The miners say the lawsuit is perplexing, because in the past they have met with representatives from the Karuk Tribe to discuss issues and had been able to find solutions.
“We created our own regulations among ourselves,” said one of the miners. They reduced the number of dredges in the river and did not dredge near local swimming holes or pools where fish congregate.
Ultimately, the suit claims that dredging causes “significant” disturbance.
The suit states that the mining causes “permanent and or long-lasting impacts to wildlife, fisheries, water quality, recreation and visual resources” and adversely impacts the Tribe. It also alleges that suction dredging can kill or affect coho salmon; bald eagles and northern spotted owls.
These species are listed under the federal Endangered Species Act (ESA).
“Significant” is the key word.
Can the recent Ninth Circuit Court of Appeals decision help the miners?
But “allege” is no longer an acceptable reason to stop an activity. Under the U.S. Ninth Circuit Court of Appeals ruling this spring, there must be actual evidence that a species will be harmed before an injunction can be issued.

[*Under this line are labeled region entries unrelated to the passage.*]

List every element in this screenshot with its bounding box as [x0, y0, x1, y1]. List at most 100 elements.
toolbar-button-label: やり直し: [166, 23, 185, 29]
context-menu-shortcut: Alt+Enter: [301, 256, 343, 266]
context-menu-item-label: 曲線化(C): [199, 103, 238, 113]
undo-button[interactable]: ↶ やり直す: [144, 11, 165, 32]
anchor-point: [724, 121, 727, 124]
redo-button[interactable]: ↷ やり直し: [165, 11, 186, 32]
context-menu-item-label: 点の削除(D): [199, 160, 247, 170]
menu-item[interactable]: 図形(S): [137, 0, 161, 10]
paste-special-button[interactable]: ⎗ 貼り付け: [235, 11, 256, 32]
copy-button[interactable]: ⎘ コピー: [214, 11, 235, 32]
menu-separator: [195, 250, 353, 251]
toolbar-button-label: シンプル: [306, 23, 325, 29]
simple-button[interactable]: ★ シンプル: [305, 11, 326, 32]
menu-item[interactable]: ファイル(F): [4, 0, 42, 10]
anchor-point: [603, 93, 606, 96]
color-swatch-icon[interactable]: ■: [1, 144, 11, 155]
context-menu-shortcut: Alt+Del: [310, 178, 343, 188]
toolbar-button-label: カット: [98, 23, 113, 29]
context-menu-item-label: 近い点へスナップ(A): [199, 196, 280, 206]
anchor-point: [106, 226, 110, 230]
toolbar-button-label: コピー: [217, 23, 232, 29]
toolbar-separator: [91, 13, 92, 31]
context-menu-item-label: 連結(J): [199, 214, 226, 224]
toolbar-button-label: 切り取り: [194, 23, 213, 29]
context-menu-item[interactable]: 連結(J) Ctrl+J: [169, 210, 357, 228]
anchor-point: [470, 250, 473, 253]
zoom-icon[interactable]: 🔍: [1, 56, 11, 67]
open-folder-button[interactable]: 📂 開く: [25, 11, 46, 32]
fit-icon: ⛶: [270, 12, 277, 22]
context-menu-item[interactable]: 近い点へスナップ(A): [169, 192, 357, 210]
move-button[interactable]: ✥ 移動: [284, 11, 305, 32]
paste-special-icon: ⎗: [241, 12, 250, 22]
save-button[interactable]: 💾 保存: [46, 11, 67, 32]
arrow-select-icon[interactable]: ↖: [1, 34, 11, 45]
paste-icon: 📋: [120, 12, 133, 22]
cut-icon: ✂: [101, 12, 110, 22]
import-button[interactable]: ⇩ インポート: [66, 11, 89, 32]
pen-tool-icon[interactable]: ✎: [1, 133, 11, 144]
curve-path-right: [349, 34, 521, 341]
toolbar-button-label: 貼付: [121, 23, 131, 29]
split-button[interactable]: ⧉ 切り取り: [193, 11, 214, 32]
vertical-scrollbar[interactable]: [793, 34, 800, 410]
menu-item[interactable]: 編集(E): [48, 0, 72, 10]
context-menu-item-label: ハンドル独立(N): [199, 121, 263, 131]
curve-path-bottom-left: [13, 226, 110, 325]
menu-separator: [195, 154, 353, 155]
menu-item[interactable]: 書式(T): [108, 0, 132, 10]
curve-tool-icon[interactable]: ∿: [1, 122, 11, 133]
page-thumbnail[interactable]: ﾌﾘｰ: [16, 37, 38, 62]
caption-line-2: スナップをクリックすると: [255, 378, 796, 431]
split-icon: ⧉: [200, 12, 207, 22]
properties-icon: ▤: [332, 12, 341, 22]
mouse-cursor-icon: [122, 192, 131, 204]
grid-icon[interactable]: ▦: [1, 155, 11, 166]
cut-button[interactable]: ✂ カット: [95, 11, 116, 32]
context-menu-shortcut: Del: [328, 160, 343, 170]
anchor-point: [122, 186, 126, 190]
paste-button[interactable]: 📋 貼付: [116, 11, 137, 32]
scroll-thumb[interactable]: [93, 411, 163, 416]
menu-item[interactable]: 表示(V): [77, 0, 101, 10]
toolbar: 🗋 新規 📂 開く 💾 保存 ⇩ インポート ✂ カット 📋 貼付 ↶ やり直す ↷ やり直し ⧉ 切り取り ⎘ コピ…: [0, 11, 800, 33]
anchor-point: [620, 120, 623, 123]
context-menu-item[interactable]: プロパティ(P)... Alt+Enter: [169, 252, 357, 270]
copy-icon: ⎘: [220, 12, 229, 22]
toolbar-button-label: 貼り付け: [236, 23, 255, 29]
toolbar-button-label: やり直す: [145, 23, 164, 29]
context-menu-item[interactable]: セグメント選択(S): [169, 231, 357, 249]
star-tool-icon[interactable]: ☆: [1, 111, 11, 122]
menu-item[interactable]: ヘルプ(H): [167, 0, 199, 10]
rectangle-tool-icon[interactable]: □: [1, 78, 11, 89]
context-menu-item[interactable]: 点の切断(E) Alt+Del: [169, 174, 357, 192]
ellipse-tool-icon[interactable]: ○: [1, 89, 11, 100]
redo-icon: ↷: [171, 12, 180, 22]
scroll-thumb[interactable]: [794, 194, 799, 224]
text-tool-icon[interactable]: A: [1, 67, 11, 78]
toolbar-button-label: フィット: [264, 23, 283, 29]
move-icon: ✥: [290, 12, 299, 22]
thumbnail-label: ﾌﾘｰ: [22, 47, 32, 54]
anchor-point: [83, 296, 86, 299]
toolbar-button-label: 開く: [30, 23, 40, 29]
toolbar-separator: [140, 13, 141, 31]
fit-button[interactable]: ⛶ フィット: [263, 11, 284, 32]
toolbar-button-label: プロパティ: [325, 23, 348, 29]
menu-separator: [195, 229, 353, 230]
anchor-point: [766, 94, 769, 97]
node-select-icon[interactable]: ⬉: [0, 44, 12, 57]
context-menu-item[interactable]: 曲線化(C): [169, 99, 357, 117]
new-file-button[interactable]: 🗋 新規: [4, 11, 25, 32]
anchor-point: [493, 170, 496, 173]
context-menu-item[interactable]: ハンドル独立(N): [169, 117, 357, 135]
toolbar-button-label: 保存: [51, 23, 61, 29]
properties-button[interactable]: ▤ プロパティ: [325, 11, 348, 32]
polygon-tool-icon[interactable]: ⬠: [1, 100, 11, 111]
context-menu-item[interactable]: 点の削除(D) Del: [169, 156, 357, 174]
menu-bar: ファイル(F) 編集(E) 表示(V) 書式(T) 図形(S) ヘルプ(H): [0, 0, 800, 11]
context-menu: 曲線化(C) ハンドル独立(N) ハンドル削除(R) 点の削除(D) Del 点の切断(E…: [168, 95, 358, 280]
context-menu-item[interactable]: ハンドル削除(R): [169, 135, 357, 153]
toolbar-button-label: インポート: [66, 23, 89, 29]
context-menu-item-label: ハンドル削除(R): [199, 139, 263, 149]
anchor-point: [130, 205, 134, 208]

In the Pacific Legal Foundation’s win for an Idaho rancher against enviro plaintiffs, real harm to a species must be shown before a court can issue an injunction that would result in serious economic harm. The Karuk’s lawsuit against the Forest Service left the miners out of the suit, but ultimately it will be the suction drudge miners that will be hurt.
When a dredge miner receives a permit from the State of California Department of Fish and Game, the activities allowed have been environmentally analyzed and are accepted as “not significant.”
According to the state codes, suction dredge mining is a low disturbance activity. The Forest Service then provides another permit, which allows the miner to place his equipment in the river for seasonal work.
Suction dredging is like a vacuum that cleans the bottom rocks and gravel in the rivers. In the fall, salmon have been found many times using the dredged gravels for spawning, which produce healthy juvenile fish.
Enviro organizations filed the suit last October
Last October, a lawsuit was filed on behalf of the Karuk Tribe of California by a coalition of environmental groups. Six lawyers from the Environmental Law Foundation, Western Mining Action Project and The First Amendment Project filed the lawsuit using the Endangered Species Act as grounds to stop all mining along local rivers.
The Environmental law Foundation and The First Amendment Project give Oakland for their address. The Western Mining Action Project is based in Boulder, Colorado.
On December 14, 2004, Peg Boland, supervisor for the Klamath National Forest, filed a motion to dismiss the case, but the case was not dismissed. Because the case is still in court, the Forest Service can not comment.
Then on January 14, 2005, a notice of intent to intervene was filed by the New 49ers, Inc. a recreational group that operates gold mining claims along the Klamath, Scott and Salmon Rivers.
Both sides of the lawsuit have filed many other motions during the last eight months.
On March 1, a motion was filed by the New 49er’s claim holders. This one states that the outcome of this lawsuit will affect miners more than Karuks or the Forest Service; and that the miners cannot be properly represented by either the Karuks or the Forest Service. The motion is to intervene in litigation.
The suit has been assigned to Saundra Brown Armstrong, the same federal judge that agreed with environmental groups and shut-off the irrigation water to 1,400 family farms in the Klamath Project of the Bureau of Reclamation in the 2001 year.